O cirurgião ortopédico, que está na ONG desde 2018, não foi libertado sob o cessar-fogo alcançado entre Israel e o Movimento de Resistência Islâmica (Hamas), de acordo com o pacto proposto pelos Estados Unidos, e MSF pediu sua libertação "incondicional".
Obeid foi preso em 26 de outubro de 2024 pelas forças israelenses durante uma operação no hospital Kamal Aduan, no norte do enclave, e foi detido junto com outras 57 pessoas. Desde então, ele não teve mais contato com sua família, de acordo com um comunicado.

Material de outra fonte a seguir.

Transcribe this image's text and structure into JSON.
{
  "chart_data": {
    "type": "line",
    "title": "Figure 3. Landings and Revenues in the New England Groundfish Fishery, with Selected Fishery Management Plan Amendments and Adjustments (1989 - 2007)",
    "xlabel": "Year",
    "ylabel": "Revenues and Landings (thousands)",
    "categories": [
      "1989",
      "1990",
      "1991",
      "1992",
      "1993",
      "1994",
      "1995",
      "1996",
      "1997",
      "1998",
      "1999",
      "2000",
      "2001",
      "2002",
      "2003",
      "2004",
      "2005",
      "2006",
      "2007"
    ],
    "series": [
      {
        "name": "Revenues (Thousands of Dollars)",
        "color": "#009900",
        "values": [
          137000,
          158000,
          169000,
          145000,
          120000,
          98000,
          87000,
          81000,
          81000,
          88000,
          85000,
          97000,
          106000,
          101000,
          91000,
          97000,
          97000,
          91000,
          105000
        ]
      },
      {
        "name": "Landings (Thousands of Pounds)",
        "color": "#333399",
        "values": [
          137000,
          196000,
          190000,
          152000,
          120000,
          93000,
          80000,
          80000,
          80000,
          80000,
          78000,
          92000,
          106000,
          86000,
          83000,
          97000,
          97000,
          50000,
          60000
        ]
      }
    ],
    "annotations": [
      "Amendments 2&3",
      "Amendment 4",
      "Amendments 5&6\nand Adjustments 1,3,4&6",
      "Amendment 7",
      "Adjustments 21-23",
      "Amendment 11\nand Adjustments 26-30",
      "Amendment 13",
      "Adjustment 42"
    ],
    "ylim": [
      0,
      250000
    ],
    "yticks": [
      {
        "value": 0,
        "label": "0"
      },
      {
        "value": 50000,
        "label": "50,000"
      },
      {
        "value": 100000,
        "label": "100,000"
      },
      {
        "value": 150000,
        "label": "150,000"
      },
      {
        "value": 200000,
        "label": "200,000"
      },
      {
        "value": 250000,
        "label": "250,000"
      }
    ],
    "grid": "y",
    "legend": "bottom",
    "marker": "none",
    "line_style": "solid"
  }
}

"Estamos extremamente preocupados com sua segurança e bem-estar. Estamos totalmente solidários com ele e sua família e exigimos que seus direitos, dignidade e liberdade sejam restaurados sem mais demora", disse Tejshri Shah, diretor geral da MSF.
Ela enfatizou que ele era um "médico altamente qualificado que vinha oferecendo cuidados cirúrgicos vitais a pacientes em Gaza com MSF há sete anos". "Ele não é um caso isolado. De acordo com a Organização Mundial da Saúde (OMS), mais de 300 profissionais de saúde em Gaza foram detidos pelas forças israelenses desde outubro de 2023", enfatizou.
"Em um momento em que as necessidades médicas em Gaza estão no auge, o papel do pessoal médico e paramédico é crucial", disse Shah.